Lab 2 - XML

Due - Thursday, February 7, 2008

The goal of this lab is to give you some practice using XML. For this lab, you will write a program that builds and XML database and enables a user to search for particular items. You will also write an XML Schema that specifies the format of the XML document you build.

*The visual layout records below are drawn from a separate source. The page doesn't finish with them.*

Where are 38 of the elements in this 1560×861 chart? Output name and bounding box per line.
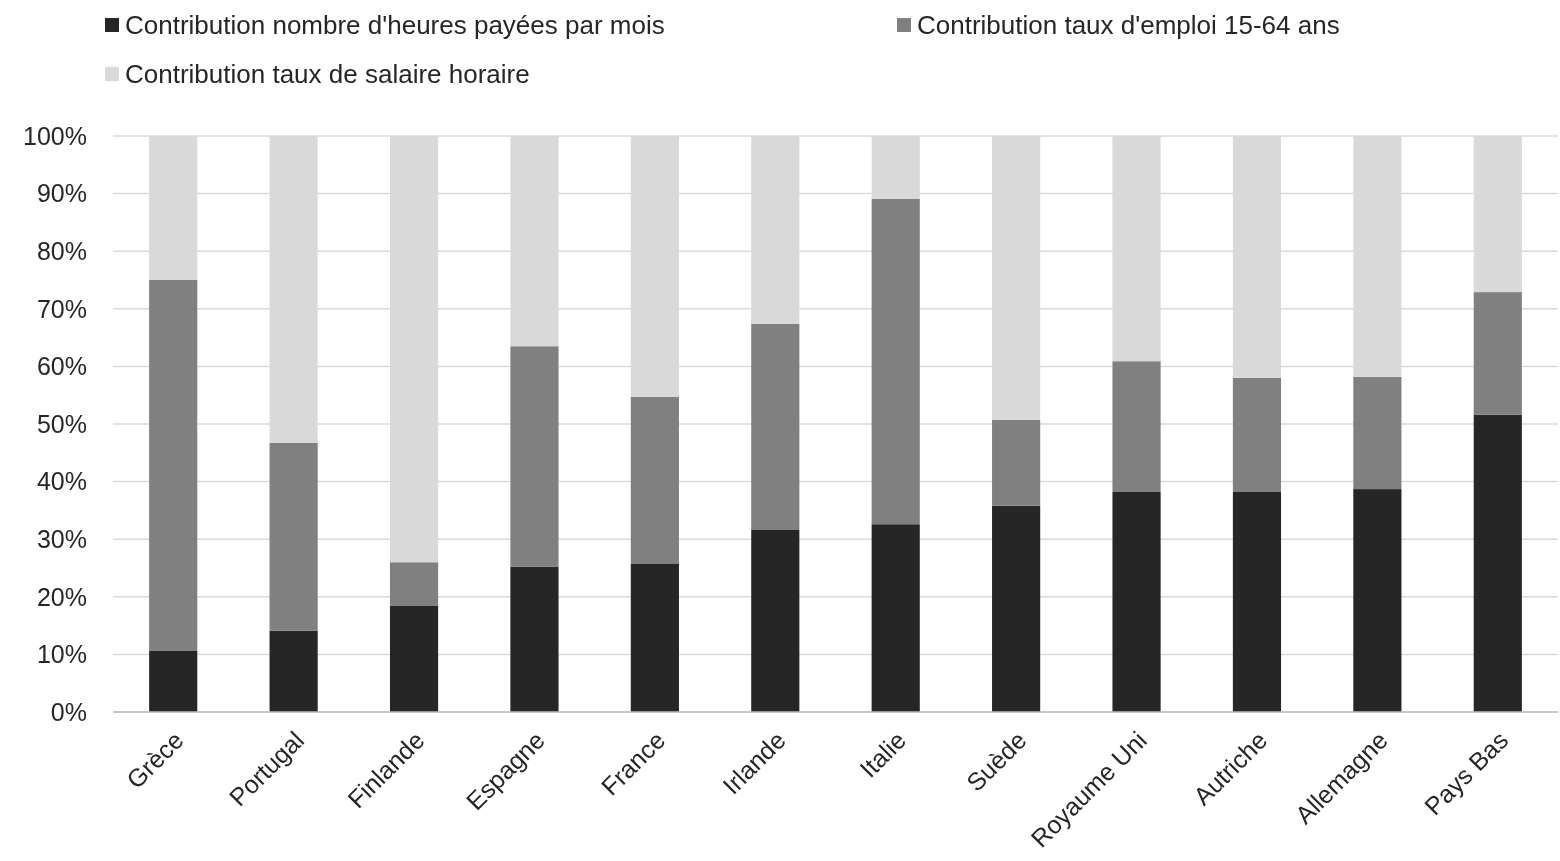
bar xyxy=(630,563,679,712)
bar xyxy=(1232,377,1282,492)
bar xyxy=(1112,491,1161,712)
y-tick-label: 80% xyxy=(36,236,87,265)
y-tick-label: 10% xyxy=(36,640,87,669)
bar xyxy=(630,396,679,564)
bar xyxy=(1473,414,1522,712)
bar xyxy=(751,323,800,530)
y-tick-label: 60% xyxy=(36,352,87,381)
bar xyxy=(1232,491,1282,712)
bar xyxy=(149,650,198,712)
y-tick-label: 20% xyxy=(36,582,87,611)
y-tick-label: 90% xyxy=(36,179,87,208)
bar xyxy=(992,505,1041,712)
bar xyxy=(871,198,920,525)
bar xyxy=(1353,376,1402,490)
bar xyxy=(751,529,800,712)
bar xyxy=(871,524,920,712)
y-tick-label: 40% xyxy=(36,467,87,496)
bar xyxy=(510,566,559,712)
bar xyxy=(1473,292,1522,415)
bar xyxy=(510,346,559,567)
legend-label: Contribution taux d'emploi 15-64 ans xyxy=(917,10,1340,41)
bar xyxy=(389,562,439,607)
y-tick-label: 70% xyxy=(36,294,87,323)
y-tick-label: 100% xyxy=(23,121,87,150)
y-tick-label: 50% xyxy=(36,409,87,438)
y-tick-label: 30% xyxy=(36,524,87,553)
bar xyxy=(992,419,1041,506)
bar xyxy=(389,606,439,712)
bar xyxy=(1112,361,1161,492)
bar xyxy=(269,443,318,631)
bar xyxy=(149,280,198,651)
legend-label: Contribution nombre d'heures payées par mois xyxy=(125,10,665,41)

Grading will be based on correctness (whether your program produces the correct output) as well as the design and documentation. Poorly designed programs (e.g., programs that consist of a giant main method) will be penalized.

Part 1

(45 points)

Implement a Java program that takes a directory such as this one as input, recursively traverses it, unzips the files it contains, parses the files, and generates an XML document of the following format:

<?xml version="1.0" encoding="UTF-8"?>
<BookDB>
  <Book EtextNum="2577">
    <Author First="Hippolyte A." Last="Taine"/>
    <Title>The Ancient Regime</Title>
    <Location Filename="/Users/srollins/teaching_local/cs682-s08/www.gutenberg.org/dirs/etext01/01ocf10.txt"/>
    <ReleaseDate>April, 2001</ReleaseDate>
  </Book>
  <Book EtextNum="2578">
    <Author First="Hippolyte A." Last="Taine"/>
    <Title>The French Revolution, Volume 1.</Title>
    <Location Filename="/Users/srollins/teaching_local/cs682-s08/www.gutenberg.org/dirs/etext01/02ocf10.txt"/>
    <ReleaseDate>April, 2001</ReleaseDate>
  </Book>
  <Book EtextNum="2579">
    <Author First="Hippolyte A." Last="Taine"/>
    <Title>The French Revolution, Volume 2</Title>
    <Location Filename="/Users/srollins/teaching_local/cs682-s08/www.gutenberg.org/dirs/etext01/03ocf10.txt"/>
    <ReleaseDate>April, 2001</ReleaseDate>
  </Book>
</BookDB>
If you have downloaded content directly from Project Gutenberg, you may ignore any non-txt files.

If you wish to use a language other than Java, please speak with me first.

Update 1/31/08: For full credit, your program must use the Document method createElement to create new Elements and add them to your XML structure. Programs that simply append strings will not receive full credit.

Part 2

(40 points)

Implement a program that will read your XML database from a file, build a DOM tree, and allow the user to search it. The user should be able to provide a keyword and specify whether to search by author or title. Your program will print the titles and authors of all Book elements that contain the keyword in the appropriate element. I recommend that you use XPath to help you with your search.

Part 3

(15 points)

Implement an XML Schema for your book database. The BookDB element will contain 0 or more Book elements. All subelements of Book are required and must be specified in order. You must be able to validate your databse using a schema validator such as this one.

Due 5:30PM - Thursday, February 7, 2008

  1. Submit all of your code, along with readmes, to your submit directory at /home/submit/cs682-s08/username.
Note: No portion of your code may be copied from any other source including another text book, a web page, or another student (current or former). You must provide citations for any sources you have used in designing and implementing your program.
Sami Rollins